Ci prendono sempre per folli quando parliamo di lavoro. Non lo siamo, soltanto che viviamo la vita quotidiana tutti i giorni e conosciamo da vicino, a differenza dei politici, la situazione lavorativa italiana e, in maniera più incisiva, quella del sud Italia. Ora arriva uno studio dell’Ocse che ci dà piena ragione.
Secondo lo studio Ocse entro il 2050 in Italia ci saranno più pensionati che lavoratori. Sulla base degli attuali schemi pensionistici, la percentuale di over 50 inattivi o pensionati che dovranno essere sostenuti dai lavoratori potrebbe aumentare di circa il 40%, arrivando nell’aera Ocse a 58 su 100. Nel nostro Paese il rischio è di un rapporto uno a uno o addirittura di più over 50 fuori dal mondo del lavoro che lavoratori.
È da quando siamo entrati in Europa e nella zona euro che scriviamo costantemente della situazione lavorativa italiana in declino. Nel nostro paese sono morte le PMI, ossatura del sistema sociale e lavorativo italiano. Con esse è morto il ceto medio, che era la parte trainante del paese. con due tessuti del genere messi fuori gioco, per l’Italia non ci sarà futuro.
Non condividiamo, nello studio dell’Ocse, il fattore uscita dal lavoro. 67 anni sono troppi come sono troppi 65 anni, a meno ché non si faccia una netta distinzione tra settori lavorativi. Un muratore non può lavorare fino a 67 anni, come non può lavorarci un lavoratore metalmeccanico o altri settori usuranti per la salute umana. Il prolungamento al lavoro toglie ai giovani anche la possibilità di potersi inserire nel mondo del lavoro. È un bumerang che già da diversi anni si ritorce sugli stati.

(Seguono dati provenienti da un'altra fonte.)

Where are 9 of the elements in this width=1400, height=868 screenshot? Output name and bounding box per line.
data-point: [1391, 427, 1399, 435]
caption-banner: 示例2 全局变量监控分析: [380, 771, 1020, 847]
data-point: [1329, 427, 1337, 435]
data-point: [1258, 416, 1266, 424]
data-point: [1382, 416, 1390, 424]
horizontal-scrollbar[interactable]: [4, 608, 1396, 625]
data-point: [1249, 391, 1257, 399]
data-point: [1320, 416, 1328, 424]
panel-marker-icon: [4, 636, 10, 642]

Infine lo studio spiega che è necessario una maggiore flessibilità nell’orario di lavoro e migliori condizioni di lavoro in generale per promuovere una maggiore partecipazione a tutte le età. Ad esempio, un lungo orario di lavoro può dissuadere alcune persone anziane dal lavorare più a lungo e impedire ad alcune donne, che tornano dalle pause di educazione dei figli, di perseguire carriere lavorative più lunghe. Cattive condizioni di lavoro in giovane età possono portare a cattive condizioni di salute e al pensionamento anticipato in eta’ avanzata. E’ anche importante investire nelle competenze dei lavoratori più anziani. Molti mostrano infatti livelli più bassi di prontezza digitale rispetto ai loro figli e nipoti (l’Italia è agli ultimi posti) e partecipano molto meno alla formazione professionale rispetto ai lavoratori più giovani.